(※写真はイメージです/PIXTA)
早期退職で手にした「夢のセカンドライフ」
田中健一さん(58歳・仮名)は、机の上に置かれた「早期退職者優遇制度のご案内」という書類を、何度も読み返していました。中堅の機械メーカーに新卒で入社し、がむしゃらに働いて36年。大きな不満はなかったものの、ここ数年は会社の将来性や自身の体力に漠然とした不安を感じていました。
制度の条件は、勤続年数に応じた退職金に、基本給の3年分に相当する割増金を上乗せするというもの。田中さんの場合、その額は実に3,500万円にも上りました。妻はすでに他界しており、一人娘も独立している今、この金額は第二の人生をスタートさせるには十分すぎるほどに思えました。
「これで、ようやく落ち着いた生活ができる」
長年夢見ていた、都会の喧騒から離れた場所での穏やかな暮らし。毎日、ぎゅうぎゅうの満員電車に乗り込み、会社につくころにはすでに疲れ果てている――そのような生活からおさらばし、趣味の家庭菜園に没頭。天気の良い日には近くの川で釣り糸を垂らす、そんな「スローライフ」が、すぐそこまで来ているように感じられました。

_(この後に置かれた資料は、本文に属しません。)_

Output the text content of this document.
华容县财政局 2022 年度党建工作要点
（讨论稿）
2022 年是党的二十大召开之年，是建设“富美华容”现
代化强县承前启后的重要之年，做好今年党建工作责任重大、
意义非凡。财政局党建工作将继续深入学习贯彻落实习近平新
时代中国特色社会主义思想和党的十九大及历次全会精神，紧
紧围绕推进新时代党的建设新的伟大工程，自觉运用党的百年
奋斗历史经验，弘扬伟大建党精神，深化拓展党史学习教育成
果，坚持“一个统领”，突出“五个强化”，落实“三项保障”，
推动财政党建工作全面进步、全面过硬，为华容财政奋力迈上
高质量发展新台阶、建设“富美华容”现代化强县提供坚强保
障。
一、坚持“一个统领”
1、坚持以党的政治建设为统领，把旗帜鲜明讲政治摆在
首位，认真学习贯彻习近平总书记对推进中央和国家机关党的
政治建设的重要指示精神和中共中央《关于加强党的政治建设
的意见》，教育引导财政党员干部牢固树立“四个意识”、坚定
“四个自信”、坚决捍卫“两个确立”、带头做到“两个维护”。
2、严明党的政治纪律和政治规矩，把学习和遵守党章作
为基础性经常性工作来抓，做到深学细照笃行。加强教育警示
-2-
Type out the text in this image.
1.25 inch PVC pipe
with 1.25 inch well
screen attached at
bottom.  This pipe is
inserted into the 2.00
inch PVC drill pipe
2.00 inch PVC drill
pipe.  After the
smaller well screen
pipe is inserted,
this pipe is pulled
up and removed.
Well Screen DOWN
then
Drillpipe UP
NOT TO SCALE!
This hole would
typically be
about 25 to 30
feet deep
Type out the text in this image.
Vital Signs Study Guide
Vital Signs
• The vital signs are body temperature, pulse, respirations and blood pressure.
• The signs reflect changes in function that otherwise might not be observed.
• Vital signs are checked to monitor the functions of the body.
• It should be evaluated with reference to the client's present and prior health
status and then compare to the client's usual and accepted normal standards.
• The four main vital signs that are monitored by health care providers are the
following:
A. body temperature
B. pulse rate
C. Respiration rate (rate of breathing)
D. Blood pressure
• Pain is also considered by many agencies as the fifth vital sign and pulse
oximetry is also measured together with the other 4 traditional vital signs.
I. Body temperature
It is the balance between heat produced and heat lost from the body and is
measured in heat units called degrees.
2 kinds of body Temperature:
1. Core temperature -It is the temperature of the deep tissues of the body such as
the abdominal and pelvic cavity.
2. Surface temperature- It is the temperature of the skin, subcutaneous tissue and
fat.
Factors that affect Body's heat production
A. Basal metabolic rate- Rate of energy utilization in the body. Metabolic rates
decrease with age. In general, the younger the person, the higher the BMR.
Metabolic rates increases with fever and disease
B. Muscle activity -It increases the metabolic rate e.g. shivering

今の家には妻との思い出が多すぎて、逆にここ(=自宅)で暮らすのもツラいと感じることがありました。家族との思い出は大事にしつつ、新たな一歩を踏み出したい、仕事を辞めたら田舎暮らしを始めたいと思っていました。
「よしっ!」
田中さんは、早期退職者優遇制度に手を挙げました。同僚からは驚きの声も上がりました。
「あと2年で定年だぞ。それからでも遅くないんじゃないか?」
しかし健一さんの決意は固いものでした。退職後、田中さんは計画通り、千葉県房総に手頃な中古の一軒家を購入。思い描いていた通りの生活が始まりました。庭で採れた野菜で料理をし、近所の人々と談笑する。海も近いので、たまに朝から晩まで釣り糸を垂らし、採れたての魚をさばいて晩酌をする。時間に追われることのない日々は、この上なく幸福なものでした。手元に残った資金も2,000万円以上あり、老後の不安など微塵も感じていませんでした。
こうした早期退職の動きは、田中さんに限った話ではありません。東京商工リサーチの調査によると、2024年に早期・希望退職者を募集した上場企業は57社にのぼり、募集人数は1万人を超えました。景気の先行き不透明感や産業構造の変化を背景に、多くの企業が人員構成の最適化を急いでいる現実がうかがえます。サラリーマンにとっても、早期退職は人生の大きな選択肢のひとつになっているといえるでしょう。